Mengelola data dalam gedung atau jaringan akan lebih sederhana dibandingkan menyediakan akses sistem ke tenaga kerja mobile atau pekerja jarak jauh, karena masalah komunikasi dan akses dapat melipatgandakan upaya yang diperlukan staf TI.
Selain itu, pekerja jarak jauh terkadang memiliki banyak perusahaan atau kontrak, sehingga “kondisi yang berbeda“ dapat menciptakan lebih banyak kebocoran data. Gartner memprediksi bahwa “pada akhir tahun 2026, demokratisasi teknologi, digitalisasi, dan otomatisasi pekerjaan akan meningkatkan total pasar yang tersedia untuk pekerja jarak jauh dan hybrid sepenuhnya menjadi 64% dari semua karyawan, naik dari 52% pada tahun 2021.“1
Dengan makin banyak karyawan menggunakan perangkat keras dan perangkat lunak pribadi di tempat kerja, TI bayangan menimbulkan risiko besar bagi organisasi.
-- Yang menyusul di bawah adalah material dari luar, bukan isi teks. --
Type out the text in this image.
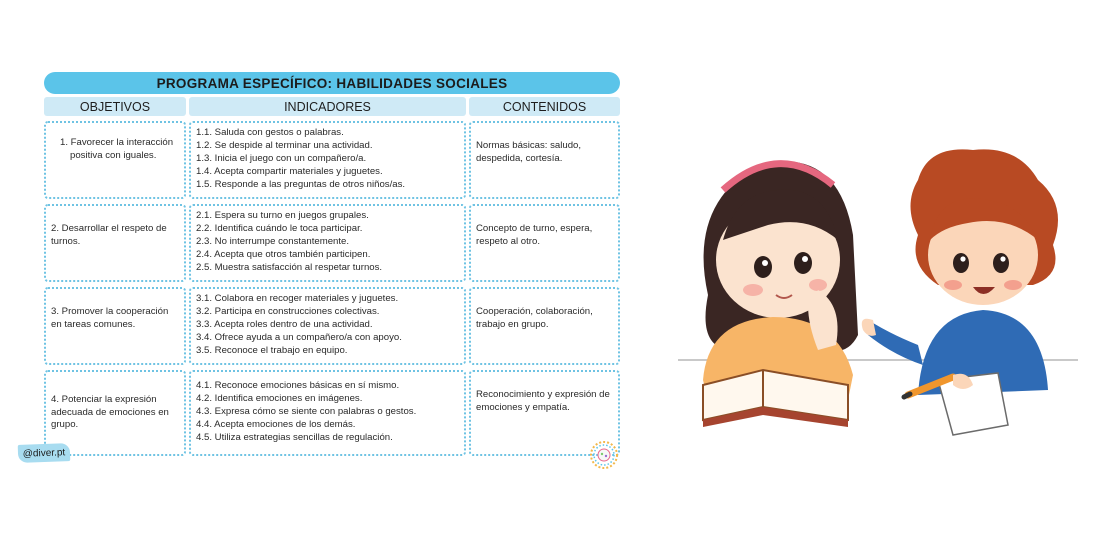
PROGRAMA ESPECÍFICO: HABILIDADES SOCIALES
OBJETIVOS	INDICADORES	CONTENIDOS
1. Favorecer la interacción positiva con iguales.
1.1. Saluda con gestos o palabras.
1.2. Se despide al terminar una actividad.
1.3. Inicia el juego con un compañero/a.
1.4. Acepta compartir materiales y juguetes.
1.5. Responde a las preguntas de otros niños/as.
Normas básicas: saludo, despedida, cortesía.
2. Desarrollar el respeto de turnos.
2.1. Espera su turno en juegos grupales.
2.2. Identifica cuándo le toca participar.
2.3. No interrumpe constantemente.
2.4. Acepta que otros también participen.
2.5. Muestra satisfacción al respetar turnos.
Concepto de turno, espera, respeto al otro.
3. Promover la cooperación en tareas comunes.
3.1. Colabora en recoger materiales y juguetes.
3.2. Participa en construcciones colectivas.
3.3. Acepta roles dentro de una actividad.
3.4. Ofrece ayuda a un compañero/a con apoyo.
3.5. Reconoce el trabajo en equipo.
Cooperación, colaboración, trabajo en grupo.
4. Potenciar la expresión adecuada de emociones en grupo.
4.1. Reconoce emociones básicas en sí mismo.
4.2. Identifica emociones en imágenes.
4.3. Expresa cómo se siente con palabras o gestos.
4.4. Acepta emociones de los demás.
4.5. Utiliza estrategias sencillas de regulación.
Reconocimiento y expresión de emociones y empatía.
@diver.pt
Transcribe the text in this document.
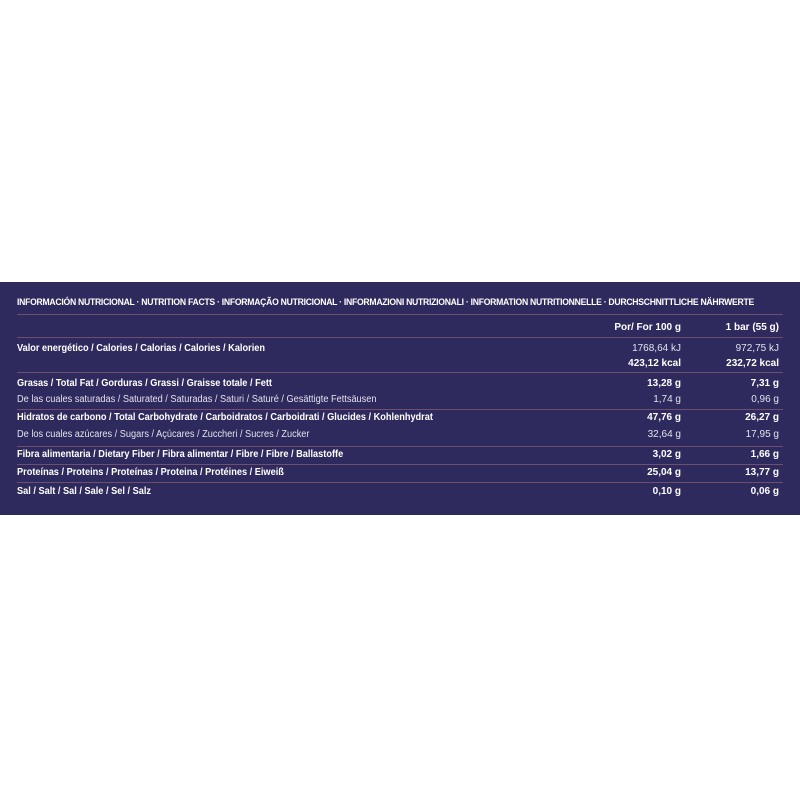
INFORMACIÓN NUTRICIONAL · NUTRITION FACTS · INFORMAÇÃO NUTRICIONAL · INFORMAZIONI NUTRIZIONALI · INFORMATION NUTRITIONNELLE · DURCHSCHNITTLICHE NÄHRWERTE
Por/ For 100 g	1 bar (55 g)
Valor energético / Calories / Calorias / Calories / Kalorien	1768,64 kJ	972,75 kJ
423,12 kcal	232,72 kcal
Grasas / Total Fat / Gorduras / Grassi / Graisse totale / Fett	13,28 g	7,31 g
De las cuales saturadas / Saturated / Saturadas / Saturi / Saturé / Gesättigte Fettsäusen	1,74 g	0,96 g
Hidratos de carbono / Total Carbohydrate / Carboidratos / Carboidrati / Glucides / Kohlenhydrat	47,76 g	26,27 g
De los cuales azúcares / Sugars / Açúcares / Zuccheri / Sucres / Zucker	32,64 g	17,95 g
Fibra alimentaria / Dietary Fiber / Fibra alimentar / Fibre / Fibre / Ballastoffe	3,02 g	1,66 g
Proteínas / Proteins / Proteínas / Proteina / Protéines / Eiweiß	25,04 g	13,77 g
Sal / Salt / Sal / Sale / Sel / Salz	0,10 g	0,06 g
Karyawan mungkin berbagi file pekerjaan di akun penyimpanan cloud pribadi, rapat di platform konferensi video yang tidak resmi, atau membuat obrolan grup tidak resmi tanpa persetujuan TI. Versi pribadi Dropbox, Google Drive, dan Microsoft OneDrive mungkin membuat masalah keamanan bagi tim TI.
Organisasi juga menghadapi peningkatan data bayangan—yaitu data dalam jaringan perusahaan yang tidak diketahui atau dikelola oleh departemen TI. Proliferasi data bayangan merupakan kontributor utama pelanggaran data. Menurut Laporan Biaya Pelanggaran Data, 35% pelanggaran melibatkan data bayangan.
1 Forecast Analysis: Information Security and Risk Management, Worldwide. Gartner. 29 Februari 2024.